On a practical level, Zawahiri is believed to have been involved in some of al Qaeda’s largest operations, helping to organize the 2001 attacks, when al Qaeda used hijacked planes to kill 3,000 people in the United States. .

He was indicted for his alleged role in the 1998 attacks on US embassies in Kenya and Tanzania. The FBI placed a $25 million bounty on his head on its Most Wanted list.

Prominent Family

The Zawahiri did not leave the Cairo slums, like others attracted to extremist groups that promised a noble cause. Born in 1951 to an important family in Cairo, Zawahiri was the grandson of the Great Imam of Al Azhar, one of Islam’s most important mosques.

Zawahiri grew up in the leafy suburb of Medi, Cairo, a favorite destination for immigrants from the Western countries he invaded. The son of pharmacology professor Zawahiri first embraced Islamic fundamentalism at the age of 15.

He was inspired by the revolutionary ideas of the Egyptian writer Sayyid Qutb, an Islamist who was executed in 1966 on charges of attempting to overthrow the state.

People who studied with Zawahiri at Cairo University’s medical faculty in the 1970s describe a lively young man who went to the movies, listened to music, and joked with his friends.

“He was a completely different person when he came out of jail,” said a doctor who studied with Zawahiri and declined to be named.

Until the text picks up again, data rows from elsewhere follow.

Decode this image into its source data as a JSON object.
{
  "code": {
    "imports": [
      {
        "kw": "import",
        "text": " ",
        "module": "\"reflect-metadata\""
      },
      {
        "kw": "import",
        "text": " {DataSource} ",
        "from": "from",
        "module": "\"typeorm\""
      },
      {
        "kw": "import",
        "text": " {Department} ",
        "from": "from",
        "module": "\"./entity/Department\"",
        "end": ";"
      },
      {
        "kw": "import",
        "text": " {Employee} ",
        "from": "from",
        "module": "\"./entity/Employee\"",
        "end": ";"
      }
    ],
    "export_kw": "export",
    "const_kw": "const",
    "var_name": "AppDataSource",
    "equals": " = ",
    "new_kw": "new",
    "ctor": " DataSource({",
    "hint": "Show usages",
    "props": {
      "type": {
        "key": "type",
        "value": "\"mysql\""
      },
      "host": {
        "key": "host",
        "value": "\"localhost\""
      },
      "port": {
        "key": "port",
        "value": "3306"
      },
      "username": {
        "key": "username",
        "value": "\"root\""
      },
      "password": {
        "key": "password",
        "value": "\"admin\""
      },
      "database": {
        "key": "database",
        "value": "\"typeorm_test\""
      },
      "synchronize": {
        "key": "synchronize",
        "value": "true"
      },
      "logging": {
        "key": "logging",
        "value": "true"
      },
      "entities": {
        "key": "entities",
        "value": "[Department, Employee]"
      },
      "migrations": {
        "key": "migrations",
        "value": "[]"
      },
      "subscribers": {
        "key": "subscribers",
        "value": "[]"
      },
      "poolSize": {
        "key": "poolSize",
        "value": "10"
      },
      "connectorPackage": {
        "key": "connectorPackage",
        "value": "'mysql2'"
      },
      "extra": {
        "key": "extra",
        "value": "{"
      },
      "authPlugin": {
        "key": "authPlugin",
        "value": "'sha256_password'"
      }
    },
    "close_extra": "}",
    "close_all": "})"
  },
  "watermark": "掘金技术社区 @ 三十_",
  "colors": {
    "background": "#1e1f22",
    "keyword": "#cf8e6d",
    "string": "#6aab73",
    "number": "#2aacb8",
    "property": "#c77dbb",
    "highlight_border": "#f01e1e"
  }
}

In the classroom cage after Sadat was killed during a military parade, Zawahiri, while addressing the international press, said the terrorists had faced severe torture, including floggings and attacks by wild dogs in prison.

“They arrested wives, mothers, fathers, sisters and children in a trial to put psychological pressure on these innocent prisoners,” he said, shooting a stunned man next to himself and the other terrorists.

Prisoners said those conditions made Zawahiri more radical and set him on the path of global jihad.